Where does Chorus fit in?
Chorus will have to deviate from current business model to do more than extend existing RBI fibre from current cabinets, and it is unlikely they are interested in pursuing that option. However, you would have to assume that given Chorus’s existing fibre network in rural areas that have been created under the RBI1 project, they would be best suited to continue on from that position and connect new/upgraded towers.
Any thought of connecting rural locations using copper should be discounted. You only have to run a few site checks to see that the distances involved make for poor speeds.
Where Lightwire fits in.
The Government went to quite some effort to stipulate specific clauses for smaller network operators to be included in the scope of this tender, and I am hopeful that those efforts were genuine.
The case for Lightwire, and other smaller network operators, are as follows:
- We are local. When Cyclone Cook hit last week we had people on the ground before during and after the event. We understood the terrain, warned effectively in advance, and kept people updated. In the case of Lightwire, we are big enough to respond to events such as this when required, but not too big to care.

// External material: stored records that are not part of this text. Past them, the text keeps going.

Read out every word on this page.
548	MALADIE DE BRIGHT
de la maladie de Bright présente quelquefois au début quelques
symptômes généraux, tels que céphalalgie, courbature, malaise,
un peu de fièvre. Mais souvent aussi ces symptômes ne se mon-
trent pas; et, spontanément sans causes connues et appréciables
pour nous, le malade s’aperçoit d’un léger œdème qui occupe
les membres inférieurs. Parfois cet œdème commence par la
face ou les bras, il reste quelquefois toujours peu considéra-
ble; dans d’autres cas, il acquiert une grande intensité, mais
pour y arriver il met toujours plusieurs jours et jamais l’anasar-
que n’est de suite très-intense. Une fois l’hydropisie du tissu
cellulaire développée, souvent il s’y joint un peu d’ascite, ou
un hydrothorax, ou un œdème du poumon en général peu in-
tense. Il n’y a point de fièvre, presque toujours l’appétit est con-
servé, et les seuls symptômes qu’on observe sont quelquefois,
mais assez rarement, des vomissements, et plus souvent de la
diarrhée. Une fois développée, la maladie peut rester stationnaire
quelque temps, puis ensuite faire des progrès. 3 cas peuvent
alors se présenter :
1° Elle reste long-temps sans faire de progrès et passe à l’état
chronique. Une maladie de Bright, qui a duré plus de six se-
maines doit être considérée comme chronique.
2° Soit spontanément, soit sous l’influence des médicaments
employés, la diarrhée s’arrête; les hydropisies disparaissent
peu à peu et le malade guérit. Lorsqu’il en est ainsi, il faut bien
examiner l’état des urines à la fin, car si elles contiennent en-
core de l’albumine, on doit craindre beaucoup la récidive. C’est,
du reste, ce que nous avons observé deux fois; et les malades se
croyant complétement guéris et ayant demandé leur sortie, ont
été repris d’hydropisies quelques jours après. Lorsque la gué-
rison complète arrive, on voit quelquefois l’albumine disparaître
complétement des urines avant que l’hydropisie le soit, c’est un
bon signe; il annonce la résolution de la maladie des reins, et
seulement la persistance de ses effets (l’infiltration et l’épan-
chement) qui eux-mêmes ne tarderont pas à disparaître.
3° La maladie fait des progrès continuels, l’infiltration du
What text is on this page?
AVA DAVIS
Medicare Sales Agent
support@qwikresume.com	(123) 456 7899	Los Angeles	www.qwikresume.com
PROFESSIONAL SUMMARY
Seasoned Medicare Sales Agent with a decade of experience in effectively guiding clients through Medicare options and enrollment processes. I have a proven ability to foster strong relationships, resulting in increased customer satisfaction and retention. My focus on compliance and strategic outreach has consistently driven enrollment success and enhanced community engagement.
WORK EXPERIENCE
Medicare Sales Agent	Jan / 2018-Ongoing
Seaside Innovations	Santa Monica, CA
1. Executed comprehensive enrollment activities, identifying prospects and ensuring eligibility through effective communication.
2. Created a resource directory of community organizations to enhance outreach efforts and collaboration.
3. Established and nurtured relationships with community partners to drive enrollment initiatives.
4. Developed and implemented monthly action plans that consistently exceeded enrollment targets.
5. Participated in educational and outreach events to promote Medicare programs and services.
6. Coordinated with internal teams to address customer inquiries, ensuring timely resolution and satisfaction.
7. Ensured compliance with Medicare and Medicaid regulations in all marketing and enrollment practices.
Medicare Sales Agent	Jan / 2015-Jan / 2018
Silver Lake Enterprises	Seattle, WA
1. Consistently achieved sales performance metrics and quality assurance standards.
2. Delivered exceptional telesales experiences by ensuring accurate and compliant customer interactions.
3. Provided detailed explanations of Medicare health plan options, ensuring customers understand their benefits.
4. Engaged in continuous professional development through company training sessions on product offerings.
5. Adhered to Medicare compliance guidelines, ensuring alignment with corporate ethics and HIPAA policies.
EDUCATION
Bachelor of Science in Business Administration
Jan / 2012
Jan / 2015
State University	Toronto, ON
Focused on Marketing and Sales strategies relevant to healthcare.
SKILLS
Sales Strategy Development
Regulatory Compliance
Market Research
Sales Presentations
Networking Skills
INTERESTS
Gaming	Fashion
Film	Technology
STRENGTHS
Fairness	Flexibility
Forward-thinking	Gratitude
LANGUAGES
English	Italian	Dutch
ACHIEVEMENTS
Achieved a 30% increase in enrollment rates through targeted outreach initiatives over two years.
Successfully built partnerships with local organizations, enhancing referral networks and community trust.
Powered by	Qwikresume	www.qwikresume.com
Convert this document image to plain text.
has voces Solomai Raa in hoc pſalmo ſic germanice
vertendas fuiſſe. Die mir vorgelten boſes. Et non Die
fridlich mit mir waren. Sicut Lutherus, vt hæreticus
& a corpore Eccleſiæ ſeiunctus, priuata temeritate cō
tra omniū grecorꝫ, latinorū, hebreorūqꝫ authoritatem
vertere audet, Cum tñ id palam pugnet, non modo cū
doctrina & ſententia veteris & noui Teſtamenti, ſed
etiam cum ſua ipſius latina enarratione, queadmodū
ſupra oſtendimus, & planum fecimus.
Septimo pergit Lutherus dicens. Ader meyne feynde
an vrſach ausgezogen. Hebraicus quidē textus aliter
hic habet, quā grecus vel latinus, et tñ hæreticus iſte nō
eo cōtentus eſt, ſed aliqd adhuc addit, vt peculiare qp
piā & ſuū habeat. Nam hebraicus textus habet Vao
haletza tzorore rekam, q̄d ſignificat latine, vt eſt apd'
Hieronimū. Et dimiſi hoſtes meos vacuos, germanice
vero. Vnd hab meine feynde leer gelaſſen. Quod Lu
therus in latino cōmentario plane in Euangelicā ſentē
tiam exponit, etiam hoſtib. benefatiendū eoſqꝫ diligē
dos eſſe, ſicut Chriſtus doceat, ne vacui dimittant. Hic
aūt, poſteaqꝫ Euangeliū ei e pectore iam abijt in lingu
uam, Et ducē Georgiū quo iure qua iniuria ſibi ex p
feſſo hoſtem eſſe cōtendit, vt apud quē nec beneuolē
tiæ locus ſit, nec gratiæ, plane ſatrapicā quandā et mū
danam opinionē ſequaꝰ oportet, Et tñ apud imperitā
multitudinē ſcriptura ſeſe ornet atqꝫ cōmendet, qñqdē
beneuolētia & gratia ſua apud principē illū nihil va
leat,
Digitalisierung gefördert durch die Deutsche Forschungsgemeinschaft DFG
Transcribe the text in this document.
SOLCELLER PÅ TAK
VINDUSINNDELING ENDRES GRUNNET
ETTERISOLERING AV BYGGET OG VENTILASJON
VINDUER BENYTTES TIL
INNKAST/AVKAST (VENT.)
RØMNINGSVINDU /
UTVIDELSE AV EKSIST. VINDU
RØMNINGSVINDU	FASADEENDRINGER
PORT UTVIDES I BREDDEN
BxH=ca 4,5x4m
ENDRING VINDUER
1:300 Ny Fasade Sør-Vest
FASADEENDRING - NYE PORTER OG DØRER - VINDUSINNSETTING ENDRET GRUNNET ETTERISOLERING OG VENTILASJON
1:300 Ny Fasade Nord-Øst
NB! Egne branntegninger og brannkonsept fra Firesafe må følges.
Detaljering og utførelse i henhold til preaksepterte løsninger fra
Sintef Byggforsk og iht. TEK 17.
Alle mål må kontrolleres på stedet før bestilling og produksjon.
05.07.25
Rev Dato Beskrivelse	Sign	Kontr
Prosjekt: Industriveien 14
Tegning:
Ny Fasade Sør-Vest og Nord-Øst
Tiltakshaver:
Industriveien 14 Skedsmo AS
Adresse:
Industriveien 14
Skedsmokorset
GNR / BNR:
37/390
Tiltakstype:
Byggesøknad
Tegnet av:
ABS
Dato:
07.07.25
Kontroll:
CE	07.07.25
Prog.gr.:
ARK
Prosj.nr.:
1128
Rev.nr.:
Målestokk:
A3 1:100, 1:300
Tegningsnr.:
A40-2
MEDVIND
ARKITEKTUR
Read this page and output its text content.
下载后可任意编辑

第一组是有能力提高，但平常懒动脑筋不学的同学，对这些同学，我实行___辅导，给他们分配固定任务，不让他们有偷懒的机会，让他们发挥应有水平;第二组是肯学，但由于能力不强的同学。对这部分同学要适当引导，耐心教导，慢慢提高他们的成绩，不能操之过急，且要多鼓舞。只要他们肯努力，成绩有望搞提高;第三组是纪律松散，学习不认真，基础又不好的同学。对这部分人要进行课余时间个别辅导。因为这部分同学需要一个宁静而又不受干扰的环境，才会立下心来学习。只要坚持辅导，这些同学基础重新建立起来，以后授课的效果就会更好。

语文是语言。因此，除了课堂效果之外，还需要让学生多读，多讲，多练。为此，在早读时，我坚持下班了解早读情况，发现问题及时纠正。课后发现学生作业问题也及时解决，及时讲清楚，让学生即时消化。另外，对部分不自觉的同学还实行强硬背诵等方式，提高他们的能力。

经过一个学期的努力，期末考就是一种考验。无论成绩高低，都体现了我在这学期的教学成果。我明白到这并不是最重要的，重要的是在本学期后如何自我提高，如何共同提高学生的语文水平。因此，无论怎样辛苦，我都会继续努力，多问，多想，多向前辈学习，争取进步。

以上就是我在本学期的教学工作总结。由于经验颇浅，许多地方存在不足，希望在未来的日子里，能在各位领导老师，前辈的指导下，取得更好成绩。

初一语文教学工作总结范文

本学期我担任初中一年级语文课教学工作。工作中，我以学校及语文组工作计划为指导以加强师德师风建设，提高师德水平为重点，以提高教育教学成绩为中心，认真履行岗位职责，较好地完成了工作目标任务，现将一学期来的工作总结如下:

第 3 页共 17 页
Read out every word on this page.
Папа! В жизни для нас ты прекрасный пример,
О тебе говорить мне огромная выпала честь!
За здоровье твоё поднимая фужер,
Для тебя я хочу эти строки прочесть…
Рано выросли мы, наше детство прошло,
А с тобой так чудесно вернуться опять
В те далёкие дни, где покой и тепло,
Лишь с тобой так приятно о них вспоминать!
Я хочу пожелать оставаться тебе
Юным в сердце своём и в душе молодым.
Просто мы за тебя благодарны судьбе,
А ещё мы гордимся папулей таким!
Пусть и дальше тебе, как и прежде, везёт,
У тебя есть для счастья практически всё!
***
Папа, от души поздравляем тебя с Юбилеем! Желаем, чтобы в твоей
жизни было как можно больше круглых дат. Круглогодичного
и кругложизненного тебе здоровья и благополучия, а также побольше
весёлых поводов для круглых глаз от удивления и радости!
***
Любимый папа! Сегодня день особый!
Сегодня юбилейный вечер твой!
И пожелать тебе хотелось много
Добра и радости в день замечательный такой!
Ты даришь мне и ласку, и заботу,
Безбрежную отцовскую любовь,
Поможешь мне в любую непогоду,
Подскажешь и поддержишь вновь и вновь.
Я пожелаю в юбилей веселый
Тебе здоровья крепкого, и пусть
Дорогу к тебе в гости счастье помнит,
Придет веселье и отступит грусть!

- The cost to deploy services is lower and time to deploy faster. We are lean and agile, meaning a greater return on investment for tax payers.
- In the event that Crown Fibre was to award Lightwire a portion of the available RBI2 funding, we would be exempt from having to provide open wholesale access to services built using public money, but we would do it regardless because that is the right, and commercially sensible, thing to do.